What's more, a clear returns policy increases the probability of recommendations and repeat business from online shoppers, as almost half of the respondents said they'd be likely to shop more often with a retailer or recommend a retailer to a friend if the retailer has a lenient and easy-to-understand returns policy.
2. Give your customers deferred delivery choices. Consider adding deferred residential ground shipping alternatives to your website — e.g., UPS SurePost, FedEx SmartPost, Newgistics and EquaShip. What these delivery methods add in days in transit they make up for with significantly lower pricing than FedEx and UPS air and ground services. While the goods being purchased often dictate the shipping method, when presented with a choice many online shoppers choose the low cost or free delivery option, even if it means a longer wait.
3. Profile your products and adjust your target inventory levels by product to account for the timing differences of demand and return curves. If an item is only sold in one season, it's mathematically impossible to fulfill every customer order unless you purposely buy too much inventory and accept the resulting overstock. Profile your products into those that you aim to fulfill 100 percent of demand — essentially buying overstock to cover returns — and those where you're willing to purchase below demand forecast and accept a degree of lost sales to avoid the resulting overstock.
4. Provide your warehouse staff a daily tracking of their efforts. Warehouse employees want a scoreboard when they come to work each day. Staff can be measured on metrics such as number of items picked and accuracy of their picks. Then compare their numbers against pre-established benchmarks. Try instituting a program where employees whose production is at or above 100 percent qualifies them for incentive pay.

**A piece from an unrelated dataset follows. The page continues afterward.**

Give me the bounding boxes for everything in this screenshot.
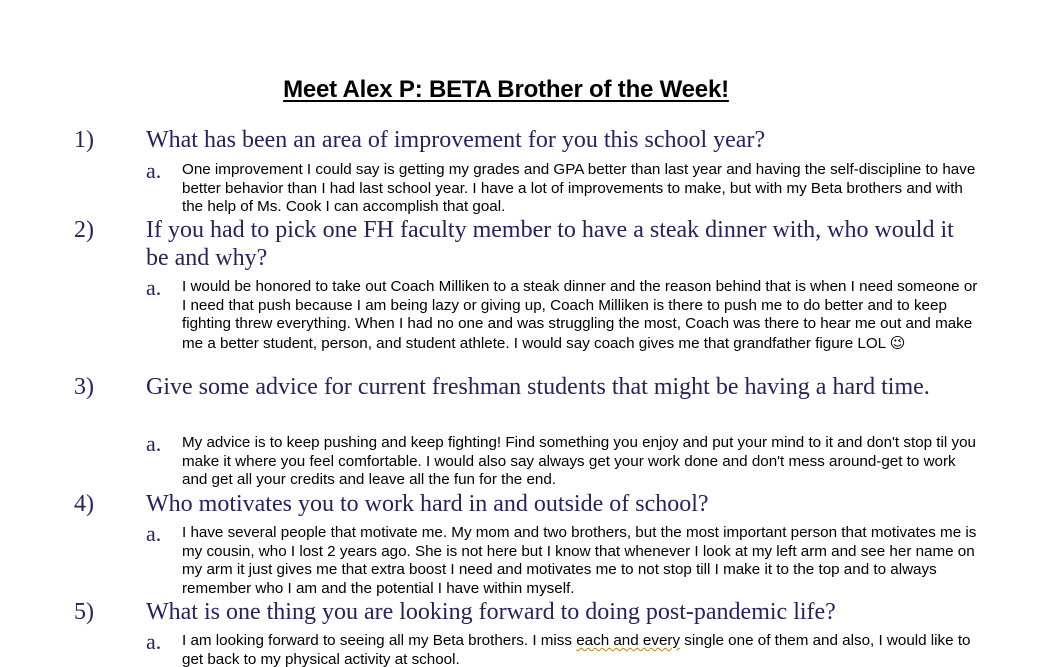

5. Determine your per order fulfillment cost. This will allow you to more effectively analyze various fulfillment options for your business — e.g., whether it makes sense to outsource fulfillment. How do you accurately calculate these costs?
Start by looking at your total orders for the previous year, which enables you to account for any seasonal spikes and/or lulls. Then take a look at your expense report for the same period of time and divide all fulfillment-related expenditures, including shipping, by your total number of orders.

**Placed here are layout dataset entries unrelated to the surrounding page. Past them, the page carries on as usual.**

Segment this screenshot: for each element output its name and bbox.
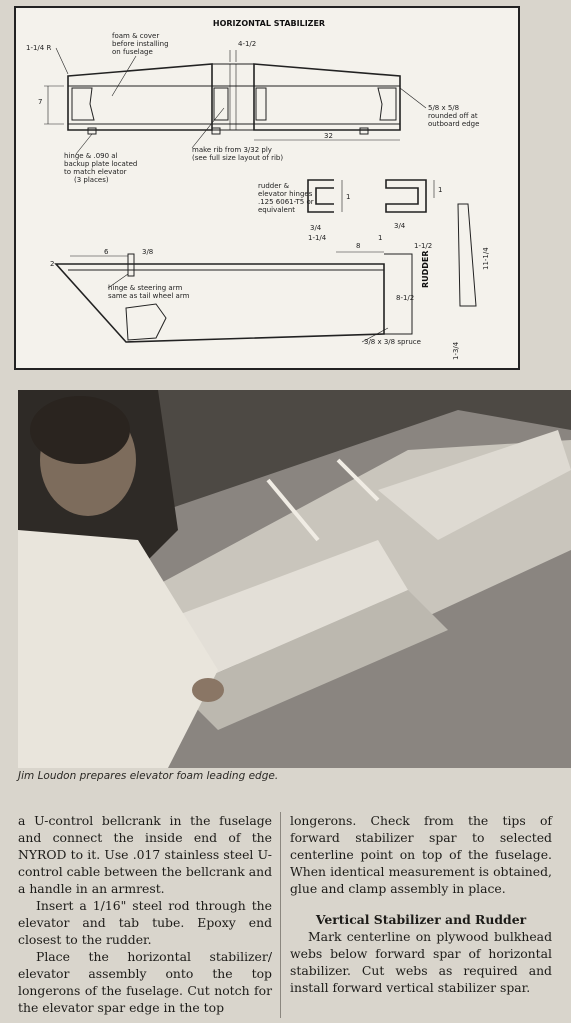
svg-text:.125 6061-T5 or: .125 6061-T5 or (258, 198, 314, 206)
svg-text:on fuselage: on fuselage (112, 48, 153, 56)
svg-text:11-1/4: 11-1/4 (482, 247, 490, 270)
svg-text:hinge & steering arm: hinge & steering arm (108, 284, 183, 292)
svg-text:1-1/2: 1-1/2 (414, 242, 433, 250)
paragraph: Mark centerline on plywood bulkhead webs below forward spar of horizontal stabilizer. Cut webs as required and install forward vertical stabilizer spar. (290, 929, 552, 995)
svg-text:to match elevator: to match elevator (64, 168, 127, 176)
svg-text:same as tail wheel arm: same as tail wheel arm (108, 292, 190, 300)
svg-text:1: 1 (378, 234, 383, 242)
svg-text:8-1/2: 8-1/2 (396, 294, 415, 302)
label-32: 32 (324, 132, 333, 140)
svg-text:1: 1 (438, 186, 443, 194)
stab-right-panel (254, 64, 400, 130)
drawing-svg (16, 8, 522, 372)
section-heading: Vertical Stabilizer and Rudder (315, 912, 527, 927)
svg-text:make rib from 3/32 ply: make rib from 3/32 ply (192, 146, 272, 154)
rudder-label: RUDDER (421, 250, 430, 288)
svg-text:(see full size layout of rib): (see full size layout of rib) (192, 154, 284, 162)
label-radius: 1-1/4 R (26, 44, 52, 52)
svg-text:1: 1 (346, 193, 351, 201)
rudder-profile (458, 204, 476, 306)
svg-text:outboard edge: outboard edge (428, 120, 480, 128)
svg-text:1-1/4: 1-1/4 (308, 234, 327, 242)
paragraph: a U-control bellcrank in the fuselage and connect the inside end of the NYROD to it. Use .017 stainless steel U-control cable between the bellcrank and a handle in an armrest. (18, 813, 272, 896)
svg-text:3/8: 3/8 (142, 248, 154, 256)
svg-text:3/4: 3/4 (310, 224, 322, 232)
svg-text:2: 2 (50, 260, 55, 268)
svg-text:rudder &: rudder & (258, 182, 290, 190)
paragraph: Place the horizontal stabilizer/ elevator assembly onto the top longerons of the fuselage. Cut notch for the elevator spar edge in the top (18, 949, 272, 1015)
svg-text:3/4: 3/4 (394, 222, 406, 230)
svg-text:equivalent: equivalent (258, 206, 295, 214)
svg-text:backup plate located: backup plate located (64, 160, 138, 168)
label-7: 7 (38, 98, 43, 106)
paragraph: longerons. Check from the tips of forward stabilizer spar to selected centerline point on top of the fuselage. When identical measurement is obtained, glue and clamp assembly in place. (290, 813, 552, 896)
svg-text:1-3/4: 1-3/4 (452, 341, 460, 360)
label-4-1-2: 4-1/2 (238, 40, 257, 48)
drawing-title: HORIZONTAL STABILIZER (212, 19, 326, 28)
svg-text:rounded off at: rounded off at (428, 112, 478, 120)
photo-caption: Jim Loudon prepares elevator foam leading edge. (18, 770, 279, 782)
svg-text:(3 places): (3 places) (74, 176, 109, 184)
elevator-hinge-detail (386, 180, 426, 212)
elevator-panel (56, 264, 384, 342)
svg-text:6: 6 (104, 248, 109, 256)
workshop-photo (18, 390, 571, 768)
paragraph: Insert a 1/16" steel rod through the elevator and tab tube. Epoxy end closest to the rudder. (18, 898, 272, 947)
svg-text:hinge & .090 al: hinge & .090 al (64, 152, 118, 160)
svg-text:5/8 x 5/8: 5/8 x 5/8 (428, 104, 460, 112)
svg-text:8: 8 (356, 242, 361, 250)
svg-text:before installing: before installing (112, 40, 169, 48)
technical-drawing (14, 6, 520, 370)
photo-illustration (18, 390, 571, 768)
svg-text:elevator hinges: elevator hinges (258, 190, 313, 198)
svg-text:foam & cover: foam & cover (112, 32, 160, 40)
article-column-left (18, 812, 272, 1016)
article-column-right (290, 812, 552, 996)
svg-text:3/8 x 3/8 spruce: 3/8 x 3/8 spruce (364, 338, 421, 346)
column-divider (280, 812, 281, 1018)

For example, let's say your company currently handles order fulfillment in-house and last year it shipped 20,000 orders. Looking at expenses for the year, including shipping, labor (don't forget taxes and benefits), rent, utilities and depreciation, you find that total costs were $250,000. By dividing $250,000 by 20,000 orders, your per order fulfillment cost is $12.50.
6. Make employee training a continuous process. Evaluate the need for training in your warehouse every three months. Tenure with the company shouldn't be a factor. In fact, some of your more experienced staff might need a refresher course on how to use the new technology available to them to its full capacity. Regular systems training is a vital component to workers being as efficient and productive as possible.
7. Streamline functions wherever possible. Three areas — picking, packing and returns processing — account for up to 60 percent to 80 percent of the labor cost in most retailers' distribution centers. Look at each of these areas to determine how to reduce the work required.
In picking, 60 percent of pickers' time is spent walking. Slot fast-moving product (which is likely 20 percent to 30 percent of your inventory) in closer proximity to reduce pick time. Are there other picking methods like cart/bin, pick to light or voice pick that will increase production?
Design packing stations to be engineered ergonomically to increase production. Test using low-tech solutions such as box builders or envelope inserters to speed up production.